I've been reviewing at a high school level, which is about all anyone needs to know, the particulars of the Russian Revolution. Or more precisely the two revolutions of 1917. It is a wonder to think that any cabinet member of the Kerensky government in its three configurations might ever be considered at length. Who would know what it took to become the right appointee at the right time? Those close to those doing the doing would know, and most everyone else would never know. That's how the circles of trust have operated.
I grew up in an odd time in American history, a time when most people believe and thereby gave permission to those who proclaimed that we lived in an era of progress. Moreover it was an era of scientific and social progress defined well in advance of the eventuality. All of the murals had the psychedelic colors of the future, round and pleasing like the shapes of the 7up Submarine. We had already decided what the future was going to be and were so sold on that vision that people still ask why certain dreams didn't come true? Where's my flying car? Where is the colony on the Moon? Where is fusion?
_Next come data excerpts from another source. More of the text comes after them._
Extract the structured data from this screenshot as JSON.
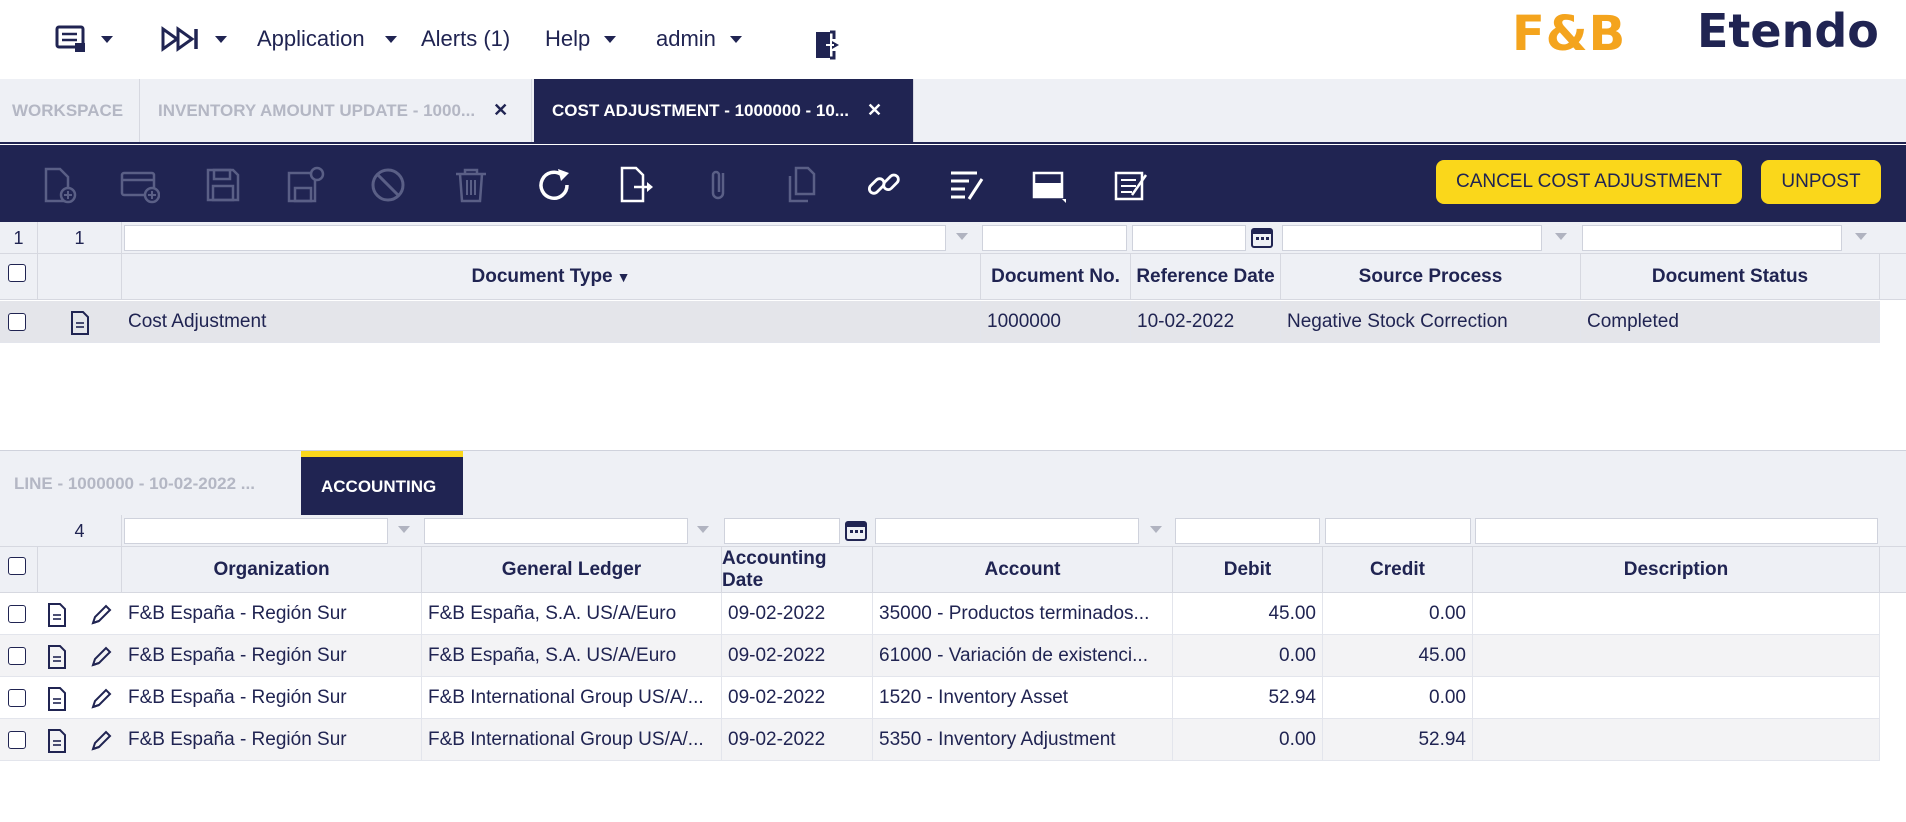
{
  "topbar": {
    "nav": {
      "application": "Application",
      "alerts": "Alerts (1)",
      "help": "Help",
      "user": "admin"
    },
    "brand_logo": "F&B",
    "brand_name": "Etendo"
  },
  "window_tabs": [
    {
      "label": "WORKSPACE"
    },
    {
      "label": "INVENTORY AMOUNT UPDATE - 1000..."
    },
    {
      "label": "COST ADJUSTMENT - 1000000 - 10..."
    }
  ],
  "toolbar": {
    "cancel_label": "CANCEL COST ADJUSTMENT",
    "unpost_label": "UNPOST",
    "icons": [
      "new-document-icon",
      "new-row-icon",
      "save-icon",
      "save-close-icon",
      "undo-icon",
      "delete-icon",
      "refresh-icon",
      "export-icon",
      "attachment-icon",
      "clone-icon",
      "link-icon",
      "audit-icon",
      "grid-view-icon",
      "notes-icon"
    ]
  },
  "header_grid": {
    "selected_count": "1",
    "total_count": "1",
    "columns": [
      "Document Type",
      "Document No.",
      "Reference Date",
      "Source Process",
      "Document Status"
    ],
    "rows": [
      {
        "document_type": "Cost Adjustment",
        "document_no": "1000000",
        "reference_date": "10-02-2022",
        "source_process": "Negative Stock Correction",
        "document_status": "Completed"
      }
    ]
  },
  "child_tabs": [
    {
      "label": "LINE - 1000000 - 10-02-2022 ..."
    },
    {
      "label": "ACCOUNTING"
    }
  ],
  "accounting_grid": {
    "total_count": "4",
    "columns": [
      "Organization",
      "General Ledger",
      "Accounting Date",
      "Account",
      "Debit",
      "Credit",
      "Description"
    ],
    "rows": [
      {
        "organization": "F&B España - Región Sur",
        "ledger": "F&B España, S.A. US/A/Euro",
        "date": "09-02-2022",
        "account": "35000 - Productos terminados...",
        "debit": "45.00",
        "credit": "0.00",
        "description": ""
      },
      {
        "organization": "F&B España - Región Sur",
        "ledger": "F&B España, S.A. US/A/Euro",
        "date": "09-02-2022",
        "account": "61000 - Variación de existenci...",
        "debit": "0.00",
        "credit": "45.00",
        "description": ""
      },
      {
        "organization": "F&B España - Región Sur",
        "ledger": "F&B International Group US/A/...",
        "date": "09-02-2022",
        "account": "1520 - Inventory Asset",
        "debit": "52.94",
        "credit": "0.00",
        "description": ""
      },
      {
        "organization": "F&B España - Región Sur",
        "ledger": "F&B International Group US/A/...",
        "date": "09-02-2022",
        "account": "5350 - Inventory Adjustment",
        "debit": "0.00",
        "credit": "52.94",
        "description": ""
      }
    ]
  },
  "colors": {
    "primary": "#202452",
    "accent": "#fad71b",
    "brand_orange": "#f4a41d",
    "surface": "#eef0f5"
  }
}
Where is world peace? Why didn't the population boom happen? Why didn't Rachel Carson's predictions come true? Hasn't capitalism ruined the world? Why haven't we run out of oil? I once heard an excellent explanation of all this. It was the idea of Pop Culture.
Pop Culture was more than just the simple thing we think of today. It was, in many ways, the ultimate expression of democracy. It was the idea that by making high artistic concepts accessible to the average Joe, in quickly recognizable forms, that we would extend the benefits of liberty, education and all of the previously exclusive intellectual and aesthetic prerogatives of the ruling class. This is one of those extraordinary ideas that's much deeper than the meta discussion of Andy Warhol. It's one we still grapple with, and I see its evolution in much fascination with network effects and smart mobs ideas which are influential with the digerati.
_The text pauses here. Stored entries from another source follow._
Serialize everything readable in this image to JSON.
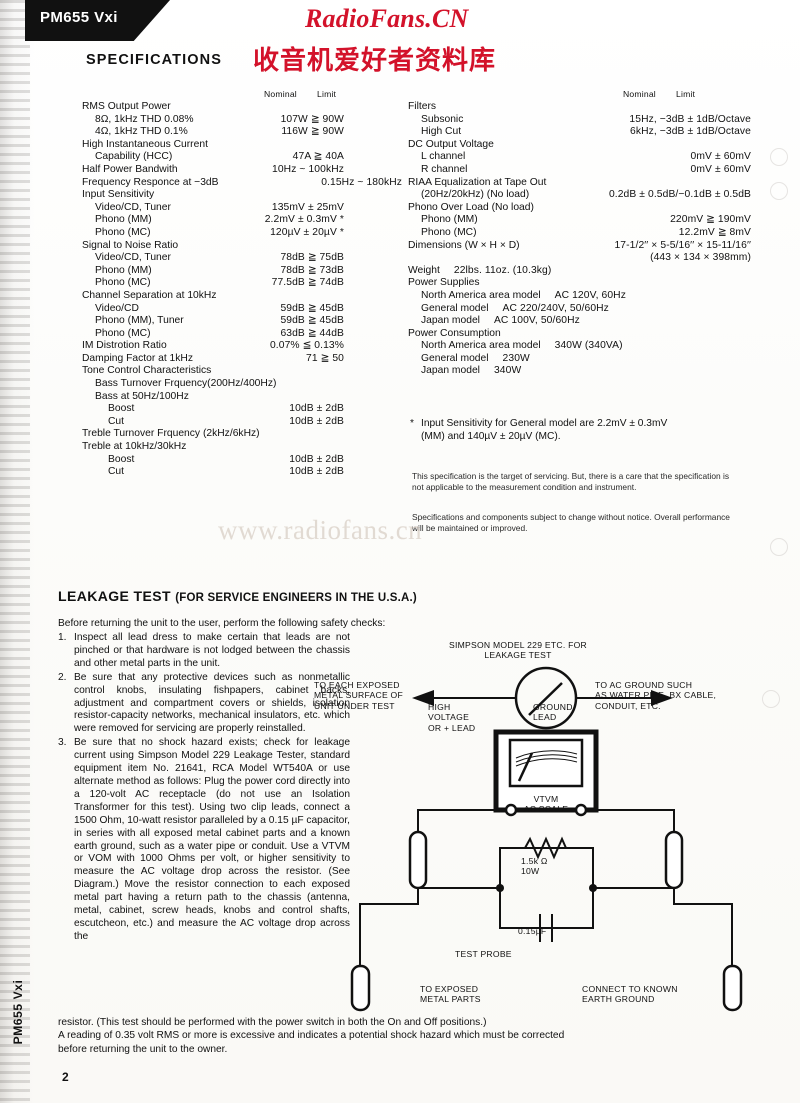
{
  "model_tab": {
    "label": "PM655 Vxi"
  },
  "watermarks": {
    "radiofans": "RadioFans.CN",
    "chinese": "收音机爱好者资料库",
    "url": "www.radiofans.cn"
  },
  "page": {
    "number": "2",
    "side_label": "PM655 Vxi"
  },
  "specifications": {
    "title": "SPECIFICATIONS",
    "column_headers": {
      "nominal": "Nominal",
      "limit": "Limit"
    },
    "left_rows": [
      {
        "indent": 0,
        "name": "RMS Output Power",
        "value": ""
      },
      {
        "indent": 1,
        "name": "8Ω, 1kHz THD 0.08%",
        "value": "107W ≧ 90W"
      },
      {
        "indent": 1,
        "name": "4Ω, 1kHz THD 0.1%",
        "value": "116W ≧ 90W"
      },
      {
        "indent": 0,
        "name": "High Instantaneous Current",
        "value": ""
      },
      {
        "indent": 1,
        "name": "Capability (HCC)",
        "value": "47A ≧ 40A"
      },
      {
        "indent": 0,
        "name": "Half Power Bandwith",
        "value": "10Hz ~ 100kHz"
      },
      {
        "indent": 0,
        "name": "Frequency Responce at −3dB",
        "value": "0.15Hz ~ 180kHz",
        "wide": true
      },
      {
        "indent": 0,
        "name": "Input Sensitivity",
        "value": ""
      },
      {
        "indent": 1,
        "name": "Video/CD, Tuner",
        "value": "135mV ± 25mV"
      },
      {
        "indent": 1,
        "name": "Phono (MM)",
        "value": "2.2mV ± 0.3mV *"
      },
      {
        "indent": 1,
        "name": "Phono (MC)",
        "value": "120µV ± 20µV *"
      },
      {
        "indent": 0,
        "name": "Signal to Noise Ratio",
        "value": ""
      },
      {
        "indent": 1,
        "name": "Video/CD, Tuner",
        "value": "78dB ≧ 75dB"
      },
      {
        "indent": 1,
        "name": "Phono (MM)",
        "value": "78dB ≧ 73dB"
      },
      {
        "indent": 1,
        "name": "Phono (MC)",
        "value": "77.5dB ≧ 74dB"
      },
      {
        "indent": 0,
        "name": "Channel Separation at 10kHz",
        "value": ""
      },
      {
        "indent": 1,
        "name": "Video/CD",
        "value": "59dB ≧ 45dB"
      },
      {
        "indent": 1,
        "name": "Phono (MM), Tuner",
        "value": "59dB ≧ 45dB"
      },
      {
        "indent": 1,
        "name": "Phono (MC)",
        "value": "63dB ≧ 44dB"
      },
      {
        "indent": 0,
        "name": "IM Distrotion Ratio",
        "value": "0.07% ≦ 0.13%"
      },
      {
        "indent": 0,
        "name": "Damping Factor at 1kHz",
        "value": "71 ≧ 50"
      },
      {
        "indent": 0,
        "name": "Tone Control Characteristics",
        "value": ""
      },
      {
        "indent": 1,
        "name": "Bass Turnover Frquency(200Hz/400Hz)",
        "value": ""
      },
      {
        "indent": 1,
        "name": "Bass at 50Hz/100Hz",
        "value": ""
      },
      {
        "indent": 2,
        "name": "Boost",
        "value": "10dB ± 2dB"
      },
      {
        "indent": 2,
        "name": "Cut",
        "value": "10dB ± 2dB"
      },
      {
        "indent": 0,
        "name": "Treble Turnover Frquency (2kHz/6kHz)",
        "value": ""
      },
      {
        "indent": 0,
        "name": "Treble at 10kHz/30kHz",
        "value": ""
      },
      {
        "indent": 2,
        "name": "Boost",
        "value": "10dB ± 2dB"
      },
      {
        "indent": 2,
        "name": "Cut",
        "value": "10dB ± 2dB"
      }
    ],
    "right_rows": [
      {
        "indent": 0,
        "name": "Filters",
        "value": ""
      },
      {
        "indent": 1,
        "name": "Subsonic",
        "value": "15Hz, −3dB ± 1dB/Octave"
      },
      {
        "indent": 1,
        "name": "High Cut",
        "value": "6kHz, −3dB ± 1dB/Octave"
      },
      {
        "indent": 0,
        "name": "DC Output Voltage",
        "value": ""
      },
      {
        "indent": 1,
        "name": "L channel",
        "value": "0mV ± 60mV"
      },
      {
        "indent": 1,
        "name": "R channel",
        "value": "0mV ± 60mV"
      },
      {
        "indent": 0,
        "name": "RIAA Equalization at Tape Out",
        "value": ""
      },
      {
        "indent": 1,
        "name": "(20Hz/20kHz) (No load)",
        "value": "0.2dB ± 0.5dB/−0.1dB ± 0.5dB"
      },
      {
        "indent": 0,
        "name": "Phono Over Load (No load)",
        "value": ""
      },
      {
        "indent": 1,
        "name": "Phono (MM)",
        "value": "220mV ≧ 190mV"
      },
      {
        "indent": 1,
        "name": "Phono (MC)",
        "value": "12.2mV ≧ 8mV"
      },
      {
        "indent": 0,
        "name": "Dimensions (W × H × D)",
        "value": "17-1/2′′ × 5-5/16′′ × 15-11/16′′"
      },
      {
        "indent": 0,
        "name": "",
        "value": "(443 × 134 × 398mm)"
      },
      {
        "indent": 0,
        "name": "Weight",
        "value": "22lbs. 11oz. (10.3kg)",
        "left_value": true
      },
      {
        "indent": 0,
        "name": "Power Supplies",
        "value": ""
      },
      {
        "indent": 1,
        "name": "North America area model",
        "value": "AC 120V, 60Hz",
        "left_value": true
      },
      {
        "indent": 1,
        "name": "General model",
        "value": "AC 220/240V, 50/60Hz",
        "left_value": true
      },
      {
        "indent": 1,
        "name": "Japan model",
        "value": "AC 100V, 50/60Hz",
        "left_value": true
      },
      {
        "indent": 0,
        "name": "Power Consumption",
        "value": ""
      },
      {
        "indent": 1,
        "name": "North America area model",
        "value": "340W (340VA)",
        "left_value": true
      },
      {
        "indent": 1,
        "name": "General model",
        "value": "230W",
        "left_value": true
      },
      {
        "indent": 1,
        "name": "Japan model",
        "value": "340W",
        "left_value": true
      }
    ],
    "footnote": {
      "marker": "*",
      "line1": "Input Sensitivity for General model are 2.2mV ± 0.3mV",
      "line2": "(MM) and 140µV ± 20µV (MC)."
    },
    "fineprint_1": "This specification is the target of servicing. But, there is a care that the specification is not applicable to the measurement condition and instrument.",
    "fineprint_2": "Specifications and components subject to change without notice. Overall performance will be maintained or improved."
  },
  "leakage_test": {
    "title": "LEAKAGE TEST",
    "title_sub": "(FOR SERVICE ENGINEERS IN THE U.S.A.)",
    "intro": "Before returning the unit to the user, perform the following safety checks:",
    "items": [
      {
        "num": "1.",
        "text": "Inspect all lead dress to make certain that leads are not pinched or that hardware is not lodged between the chassis and other metal parts in the unit."
      },
      {
        "num": "2.",
        "text": "Be sure that any protective devices such as nonmetallic control knobs, insulating fishpapers, cabinet backs, adjustment and compartment covers or shields, isolation resistor-capacity networks, mechanical insulators, etc. which were removed for servicing are properly reinstalled."
      },
      {
        "num": "3.",
        "text": "Be sure that no shock hazard exists; check for leakage current using Simpson Model 229 Leakage Tester, standard equipment item No. 21641, RCA Model WT540A or use alternate method as follows: Plug the power cord directly into a 120-volt AC receptacle (do not use an Isolation Transformer for this test). Using two clip leads, connect a 1500 Ohm, 10-watt resistor paralleled by a 0.15 µF capacitor, in series with all exposed metal cabinet parts and a known earth ground, such as a water pipe or conduit. Use a VTVM or VOM with 1000 Ohms per volt, or higher sensitivity to measure the AC voltage drop across the resistor. (See Diagram.) Move the resistor connection to each exposed metal part having a return path to the chassis (antenna, metal, cabinet, screw heads, knobs and control shafts, escutcheon, etc.) and measure the AC voltage drop across the"
      }
    ],
    "tail_lines": [
      "resistor. (This test should be performed with the power switch in both the On and Off positions.)",
      "A reading of 0.35 volt RMS or more is excessive and indicates a potential shock hazard which must be corrected",
      "before returning the unit to the owner."
    ],
    "diagram": {
      "title": "SIMPSON MODEL 229 ETC. FOR\nLEAKAGE TEST",
      "left_label": "TO EACH EXPOSED\nMETAL SURFACE OF\nUNIT UNDER TEST",
      "high_voltage_label": "HIGH\nVOLTAGE\nOR + LEAD",
      "ground_lead_label": "GROUND\nLEAD",
      "right_label": "TO AC GROUND SUCH\nAS WATER PIPE, BX CABLE,\nCONDUIT, ETC.",
      "meter_label": "VTVM\nAC SCALE",
      "resistor_label": "1.5k Ω\n10W",
      "capacitor_label": "0.15µF",
      "test_probe_label": "TEST PROBE",
      "exposed_metal_label": "TO EXPOSED\nMETAL PARTS",
      "earth_ground_label": "CONNECT TO KNOWN\nEARTH GROUND"
    }
  }
}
So to circle back a moment, is it really true that a high school education is all we need to understand the Russian Revolution? At a certain level, yes. At a Pop Culture level this is probably true. We can all understand the negative connotations of 'Siberia' without reading Solzhenitsyn. Most human beings never will read him. But is that enough for the purposeful wisdom necessary to foreclose the possibility of embracing another version of Siberia? Probably not.
Here's the other thing. As beneficiaries of real progress and the disintermediation of various gating organizations, we Americans have come to expect more personal power. We can all have in our pockets more compute power than the entire NASA space flight control center of the Apollo Program. We can buy the sort of automatic weapons and communications gear that could enable a single regiment to beat all of Lee's Army. But how would we communicate the wisdom?
I'm saying we could not via Pop Culture or through any but the most demanding disciplines. And that is the sort of thing one tends to believe after having read a 2800 page set of books, which oddly enough I didn't actually read completely - so much as read and listened to via audiobook - a combination I find quite compelling.
We must be suspicious of mass communications and recognize what our literacy demands.